(Many emphases below, boldings, italics, underlining and color are mine … CaptFun)
BY TONY BARBOZA
September 22, 2014, 4:46 p.m.
Naturally occurring changes in winds, not human-caused climate change, are responsible for most of the warming on land and in the sea along the West Coast of North America over the last century, a study has found.
The analysis challenges assumptions that the buildup of greenhouse gases in the atmosphere has been a significant driver of the increase in temperatures observed over many decades in the ocean and along the coastline from Alaska to California.
The difference between analysis and assumptions have to do with:
what IS and has been and is able to be examined (past and present hard data) and
what computer projections and predictions speculate MIGHT be (in the future).
“Changing winds appear to explain a very large fraction of the warming from year to year, decade to decade and the long-term,” said study leader James Johnstone, an independent climatologist who did most of the work when he was at the University of Washington’s Joint Institute for the Study of the Atmosphere and Ocean.
The other two scientific groups involved per the headline callout are:
– the National Oceanic and Atmospheric Administration and
– the Proceedings of the National Academy of Sciences (which published the study).
If global warming had been the most powerful influence on land and sea temperatures, those temperatures would have been different, the study’s authors said.
Most of the warming in the region occurred before 1940, :eek:
when greenhouse gas concentrations were lower and winds were weaker,:eek: the study found.

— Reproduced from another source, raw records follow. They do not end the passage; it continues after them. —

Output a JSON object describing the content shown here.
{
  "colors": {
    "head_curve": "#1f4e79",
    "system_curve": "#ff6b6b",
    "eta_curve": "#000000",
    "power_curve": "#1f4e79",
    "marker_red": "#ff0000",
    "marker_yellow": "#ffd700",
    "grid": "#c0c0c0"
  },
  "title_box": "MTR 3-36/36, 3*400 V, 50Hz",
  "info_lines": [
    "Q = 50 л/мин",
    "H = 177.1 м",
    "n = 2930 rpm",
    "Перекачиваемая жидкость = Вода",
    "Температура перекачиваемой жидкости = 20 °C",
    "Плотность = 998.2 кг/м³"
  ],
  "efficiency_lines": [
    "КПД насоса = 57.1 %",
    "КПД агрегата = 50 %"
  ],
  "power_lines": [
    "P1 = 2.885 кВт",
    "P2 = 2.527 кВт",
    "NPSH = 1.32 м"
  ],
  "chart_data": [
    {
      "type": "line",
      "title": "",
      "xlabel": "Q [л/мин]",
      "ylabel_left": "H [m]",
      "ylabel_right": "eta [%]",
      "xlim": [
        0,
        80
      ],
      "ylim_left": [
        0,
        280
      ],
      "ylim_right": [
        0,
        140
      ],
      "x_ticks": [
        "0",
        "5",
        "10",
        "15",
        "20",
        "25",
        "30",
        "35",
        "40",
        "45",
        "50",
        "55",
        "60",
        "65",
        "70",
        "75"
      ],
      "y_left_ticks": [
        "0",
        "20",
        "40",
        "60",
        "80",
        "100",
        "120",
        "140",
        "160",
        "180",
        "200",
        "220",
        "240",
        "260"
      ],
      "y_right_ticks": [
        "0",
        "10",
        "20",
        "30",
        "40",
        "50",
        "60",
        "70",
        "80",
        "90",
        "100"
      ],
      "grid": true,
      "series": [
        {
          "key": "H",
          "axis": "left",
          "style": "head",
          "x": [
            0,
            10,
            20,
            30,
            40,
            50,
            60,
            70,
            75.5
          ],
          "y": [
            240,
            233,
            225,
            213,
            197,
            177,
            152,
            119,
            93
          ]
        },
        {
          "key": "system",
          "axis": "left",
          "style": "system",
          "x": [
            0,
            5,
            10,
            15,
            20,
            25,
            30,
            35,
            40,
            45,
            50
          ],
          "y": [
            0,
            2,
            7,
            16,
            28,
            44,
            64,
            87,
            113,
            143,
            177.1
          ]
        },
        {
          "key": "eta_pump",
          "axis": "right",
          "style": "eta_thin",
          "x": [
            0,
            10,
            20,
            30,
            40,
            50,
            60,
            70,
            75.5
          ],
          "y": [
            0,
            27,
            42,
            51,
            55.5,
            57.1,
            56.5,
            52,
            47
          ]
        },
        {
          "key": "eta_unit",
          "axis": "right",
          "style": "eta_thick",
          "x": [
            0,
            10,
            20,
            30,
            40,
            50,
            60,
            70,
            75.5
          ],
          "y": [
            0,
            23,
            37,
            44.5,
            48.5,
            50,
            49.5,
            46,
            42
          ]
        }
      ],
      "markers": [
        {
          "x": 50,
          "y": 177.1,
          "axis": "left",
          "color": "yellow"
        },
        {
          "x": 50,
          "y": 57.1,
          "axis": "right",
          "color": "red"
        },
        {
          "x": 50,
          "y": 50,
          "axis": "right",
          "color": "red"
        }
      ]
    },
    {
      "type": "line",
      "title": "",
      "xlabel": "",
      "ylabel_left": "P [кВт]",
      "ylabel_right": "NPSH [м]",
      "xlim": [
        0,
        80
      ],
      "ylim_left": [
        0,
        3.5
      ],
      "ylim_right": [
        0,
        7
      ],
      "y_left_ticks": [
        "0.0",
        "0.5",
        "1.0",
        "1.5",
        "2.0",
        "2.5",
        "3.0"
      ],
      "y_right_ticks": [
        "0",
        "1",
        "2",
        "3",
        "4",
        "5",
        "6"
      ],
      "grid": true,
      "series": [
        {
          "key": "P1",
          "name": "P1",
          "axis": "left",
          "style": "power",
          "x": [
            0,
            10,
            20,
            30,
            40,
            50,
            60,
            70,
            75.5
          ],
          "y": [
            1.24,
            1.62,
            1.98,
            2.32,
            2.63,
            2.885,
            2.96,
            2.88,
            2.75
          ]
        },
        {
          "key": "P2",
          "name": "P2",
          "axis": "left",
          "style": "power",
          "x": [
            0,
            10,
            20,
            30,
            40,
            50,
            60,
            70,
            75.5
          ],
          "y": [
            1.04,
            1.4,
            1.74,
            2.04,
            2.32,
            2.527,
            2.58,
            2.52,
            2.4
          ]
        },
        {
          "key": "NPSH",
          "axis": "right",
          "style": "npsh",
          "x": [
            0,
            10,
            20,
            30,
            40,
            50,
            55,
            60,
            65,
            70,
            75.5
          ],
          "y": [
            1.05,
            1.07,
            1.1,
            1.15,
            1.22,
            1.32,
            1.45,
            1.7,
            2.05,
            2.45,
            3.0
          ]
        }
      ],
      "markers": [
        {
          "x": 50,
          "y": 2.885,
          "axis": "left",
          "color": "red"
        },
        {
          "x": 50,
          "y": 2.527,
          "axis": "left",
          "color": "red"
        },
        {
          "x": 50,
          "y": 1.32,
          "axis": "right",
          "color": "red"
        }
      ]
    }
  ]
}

In contrast, winds have strengthened since 1980 and coastal ocean cooled, :winter: even as the rise in greenhouse gases has accelerated. :hmmm:
Side note: Around 1940 there was a tremendous increase in marching around the globe.
It is hard to prove that the marching is what stopped the pre-1940 warming trend - and of course the marching done then was with other goals in mind - still. There is at least the coincidence.